O dólar encerrou a segunda-feira negociado a R$ 4,7956, em alta de 0,35%, enquanto o Ibovespa recuou 0,82%, aos 110.186 pontos. O comportamento do mercado acionário brasileiro destoou do sinal de Nova York, onde o Dow Jones subiu 0,05%; o S&P 500 avançou 0,31%; e o Nasdaq ganhou 0,40%.
A discussão em torno dos preços dos combustíveis ajuda a piorar a visão para o risco de intervenção política e para o risco fiscal, avalia Rafael Pacheco, economista da Guide Investimentos. “O governo tem discutido formas de ampliar os subsídios para combustíveis com medidas que piorariam a trajetória das contas públicas do país. Há alguma preocupação de que uma medida tomada às pressas possa configurar esse risco de piora das contas públicas”, nota.
Não por acaso, os juros de longo prazo, que tendem a ser mais sensíveis às discussões sobre a política fiscal, se ajustaram em alta firme no pregão de ontem. A taxa do DI para janeiro de 2027 subiu de 12,295% para 12,405%, enquanto a do DI para janeiro de 2029 avançou de 12,38% para 12,48%.
O viés de alta dos juros de longo prazo tem se mostrado ainda mais forte nos últimos dias. Em relatório semanal enviado a clientes, profissionais do Santander observam que “o movimento pode ter sido influenciado pelo ‘sell-off’ [venda] dos juros do Tesouro americano, bem como por possível preocupação com as perspectivas fiscais, dada a perda substancial de receita e/ou aumento de gastos que poderia resultar das iniciativas para conter os preços de energia”.
Ontem, no exterior, o juro da T-note de dez anos, que ultrapassou os 3% novamente, foi o principal destaque nos mercados. No fim do dia, a taxa estava em 3,049%, na medida em que os agentes voltam a colocar nos preços cenários de juros mais altos à frente, dadas as pressões inflacionárias agudas no curto prazo nos Estados Unidos.
Enquanto a perspectiva para a política do Federal Reserve (Fed) continua inclinada a um cenário de aperto mais intenso, a mesma leitura é observada no Brasil. A deterioração das expectativas de inflação, confirmada ontem na divulgação parcial do Boletim Focus, deu aval a uma nova rodada de avanço dos juros de curto prazo. A taxa do DI para janeiro de 2024 subiu de 13,03% para 13,115%.
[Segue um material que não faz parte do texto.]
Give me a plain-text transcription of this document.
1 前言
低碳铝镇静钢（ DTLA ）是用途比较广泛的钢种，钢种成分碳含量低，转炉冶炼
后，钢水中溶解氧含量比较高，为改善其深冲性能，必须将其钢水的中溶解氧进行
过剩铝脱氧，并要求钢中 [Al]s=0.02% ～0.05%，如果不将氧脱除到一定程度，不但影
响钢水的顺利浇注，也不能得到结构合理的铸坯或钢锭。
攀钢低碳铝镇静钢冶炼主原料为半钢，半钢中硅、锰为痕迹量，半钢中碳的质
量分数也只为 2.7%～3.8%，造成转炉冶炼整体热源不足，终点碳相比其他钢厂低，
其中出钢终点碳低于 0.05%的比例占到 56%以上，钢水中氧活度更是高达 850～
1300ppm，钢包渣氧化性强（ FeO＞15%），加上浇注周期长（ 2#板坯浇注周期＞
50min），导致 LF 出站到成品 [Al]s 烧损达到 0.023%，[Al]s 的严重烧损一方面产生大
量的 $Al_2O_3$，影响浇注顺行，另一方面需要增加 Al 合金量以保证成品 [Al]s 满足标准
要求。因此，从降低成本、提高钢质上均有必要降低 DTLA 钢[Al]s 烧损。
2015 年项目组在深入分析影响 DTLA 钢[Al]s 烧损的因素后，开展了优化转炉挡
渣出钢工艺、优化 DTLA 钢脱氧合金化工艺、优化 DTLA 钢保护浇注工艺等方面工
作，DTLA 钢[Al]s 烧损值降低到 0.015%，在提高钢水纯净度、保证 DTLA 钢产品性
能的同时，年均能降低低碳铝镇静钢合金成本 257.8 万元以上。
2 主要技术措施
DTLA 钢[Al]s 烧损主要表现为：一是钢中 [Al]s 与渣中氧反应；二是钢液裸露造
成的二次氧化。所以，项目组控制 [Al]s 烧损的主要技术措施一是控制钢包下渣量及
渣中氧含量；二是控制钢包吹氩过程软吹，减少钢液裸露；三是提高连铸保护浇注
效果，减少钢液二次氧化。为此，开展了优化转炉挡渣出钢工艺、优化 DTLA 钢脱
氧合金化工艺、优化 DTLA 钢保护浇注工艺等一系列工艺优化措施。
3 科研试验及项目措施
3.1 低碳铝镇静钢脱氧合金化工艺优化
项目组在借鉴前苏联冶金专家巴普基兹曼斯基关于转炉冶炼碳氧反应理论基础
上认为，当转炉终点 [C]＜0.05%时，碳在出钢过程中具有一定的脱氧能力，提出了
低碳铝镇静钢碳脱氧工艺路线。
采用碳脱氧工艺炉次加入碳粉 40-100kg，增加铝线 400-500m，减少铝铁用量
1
O cenário que aponta para uma Selic ainda mais alta tem sido alimentado por indicadores do mercado de trabalho mais fortes que o esperado. Ontem, foi a vez de o Caged surpreender, ao mostrar abertura de postos de trabalho mais forte que o consenso do mercado. Na semana passada, a taxa de desemprego já havia surpreendido, com um resultado bem mais forte que o esperado pelos agentes.
“Para o trabalho de controle e reancoragem das expectativas de inflação, o dado veio contra o Banco Central”, diz o economista-chefe da RPS Capital, Victor Candido. “Um nível de desemprego menor indica que teremos mais pressões inflacionárias à frente, agora podendo ser lideradas pela inflação de serviços”, avalia o profissional.
O cenário de juros em alta também impede uma recuperação mais firme do Ibovespa. Os analistas da Ativa Investimentos, inclusive, dizem enxergar uma bolsa “de lado”, com fundamentos que impedem um ciclo de baixa e sem gatilhos para uma sequência de alta consistente. “Olhando o ‘copo meio vazio’, os mercados devem permanecer sem gatilhos claros de alta até as eleições”, dizem.